Lynn Daw (left), technical services librarian at Monmouth College’s Hewes Library, and library director Rick Sayre pose with a “Newsmap” from World War II. The item is just one of many “little treasures” that the library has acquired during its 150 years of serving as a Federal Depository Library.
Two sesquicentennials have received considerable attention in Monmouth in decades past. One occurred in 1981, when the City of Monmouth turned 150 years old, and the other took place in 2003, when Monmouth College followed suit.
The latest sesquicentennial marks 150 years of Monmouth College serving as a Federal Depository Library (FDL). That makes the college’s library the oldest FDL in the state and the fourth-oldest in the nation.
Lynn Daw, MC’s technical services librarian, explained that FDLs got their start when 19th-century legislators began asking for copies of various bills or documents to be sent to their constituencies.

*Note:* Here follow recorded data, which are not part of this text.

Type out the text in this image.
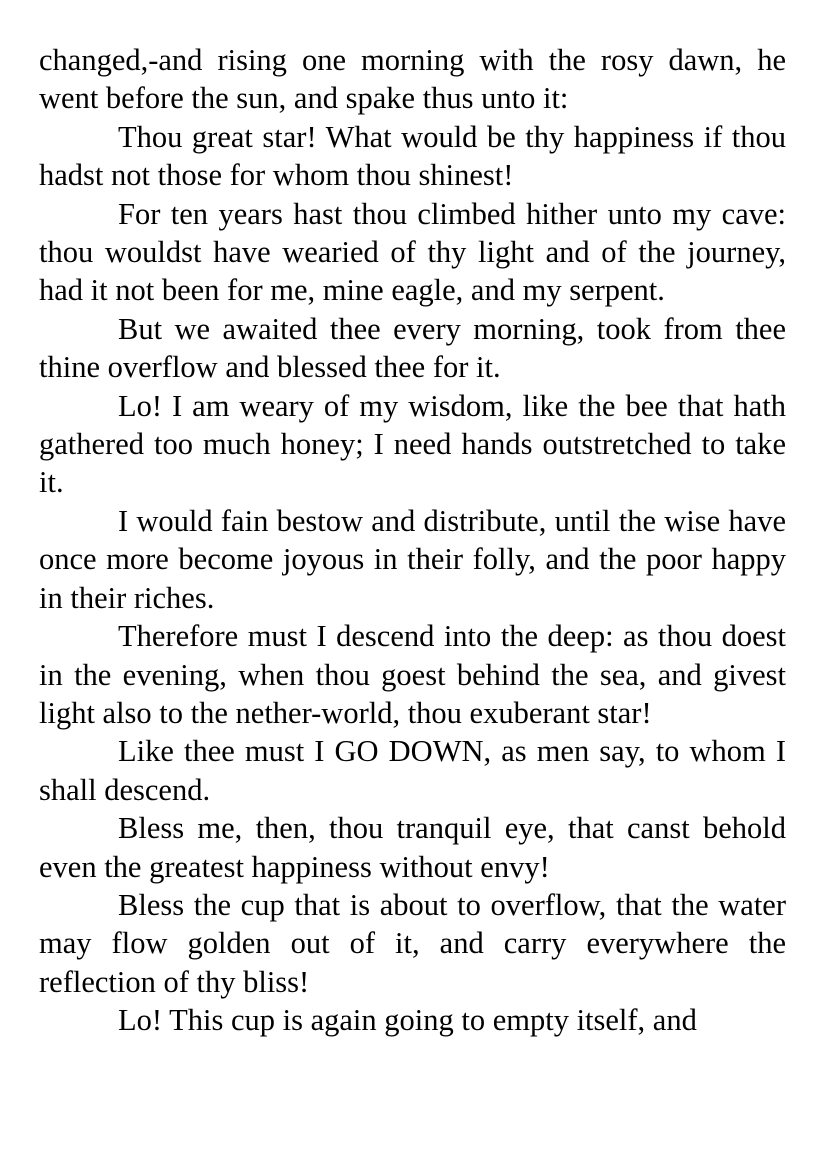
changed,-and rising one morning with the rosy dawn, he went before the sun, and spake thus unto it:

Thou great star! What would be thy happiness if thou hadst not those for whom thou shinest!

For ten years hast thou climbed hither unto my cave: thou wouldst have wearied of thy light and of the journey, had it not been for me, mine eagle, and my serpent.

But we awaited thee every morning, took from thee thine overflow and blessed thee for it.

Lo! I am weary of my wisdom, like the bee that hath gathered too much honey; I need hands outstretched to take it.

I would fain bestow and distribute, until the wise have once more become joyous in their folly, and the poor happy in their riches.

Therefore must I descend into the deep: as thou doest in the evening, when thou goest behind the sea, and givest light also to the nether-world, thou exuberant star!

Like thee must I GO DOWN, as men say, to whom I shall descend.

Bless me, then, thou tranquil eye, that canst behold even the greatest happiness without envy!

Bless the cup that is about to overflow, that the water may flow golden out of it, and carry everywhere the reflection of thy bliss!

Lo! This cup is again going to empty itself, and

“They might request that the Journals of the House or the Journals of the Senate be sent to their home library,” said Daw. “Soon, every library was wanting a copy.”
In 1858, the U.S. Congress enabled each representative to designate a depository in his district or territory and, in 1859, the U.S. Senate followed suit for state depositories. The Government Printing Office (GPO) was established the following year.
In 1860, and for several decades afterward, the college’s distinction of being a Federal Depository Library was shared with the community library, but MC took over its exclusive claim in 1905 with the construction of its Carnegie Library (now Poling Hall).
Interestingly, one reason that the college’s Hewes Library is open to the community is that it’s a requirement for the general public to have access to the federal documents inside.
There are approximately 1,350 Federal Depository Libraries throughout the U.S. and its territories, and there is at least one in almost every congressional district. Daw explained that Monmouth is considered a “regional” FDL, which means it’s a “selective” depository. That is in contrast to the Illinois State Library in Springfield, which receives all of the federal documents.
Documents printed by the government grew to an “overwhelming” quantity during the 20th century, said Daw. For several years, microfiche was used to cut down on the storage space needed. That format was followed by CD-ROMs, and now the Internet is the preferred method of making the information available.
“We currently select roughly 19 percent of all documents published by the Government Printing Office,” said Daw. “Today, many items are received electronically and are available for free (at https://vufind.carli.illinois.edu/vf-mon).”
Now that so many documents are paperless, Daw said the college library receives only “about two boxes” of publications per month. While the electronic items can be accessed through the college library, Daw said the general public can access them through their PCs, too.
Through the years, what Daw describes as “lots of little treasures” have been deposited in the college library, making it a historian’s delight.
One such treasure is a series of poster-sized “Newsmaps,” which were published by the Department of Defense during World War II. They provided regular updates on the war and showed where various events were taking place.
“They have a lot of Rosie the Riveter-type messages – things like ‘a foxhole will save your life,’” said Daw.
When determining what type of federal documents the college library receives today, Daw said how the information fits into Monmouth’s curriculum is a factor. For example, federal information that details what should be taught in junior high math is of interest to Monmouth’s educational studies department.
The longer Daw works with the collection, the more interesting items she finds.
“We have maps of Yellowstone, since it’s a national park, and we have census information, in print, dating back to 1860,” she said. “We also have information on the explorations before the transcontinental railroad went through, so we have John Wesley Powell’s maps of the Colorado River. We just keep discovering things like that.”
Other items include the Warren Commission reports on the assassination of President Kennedy and records from the “War of the Rebellion,” which would have been received right around the time that Monmouth first became an FDL. One of the oldest documents on hand is an 1834 reprint of the Annals of the Congress from 1789.
Daw called the value of the collection “almost priceless,” for the way it “puts history in the hands” of library patrons.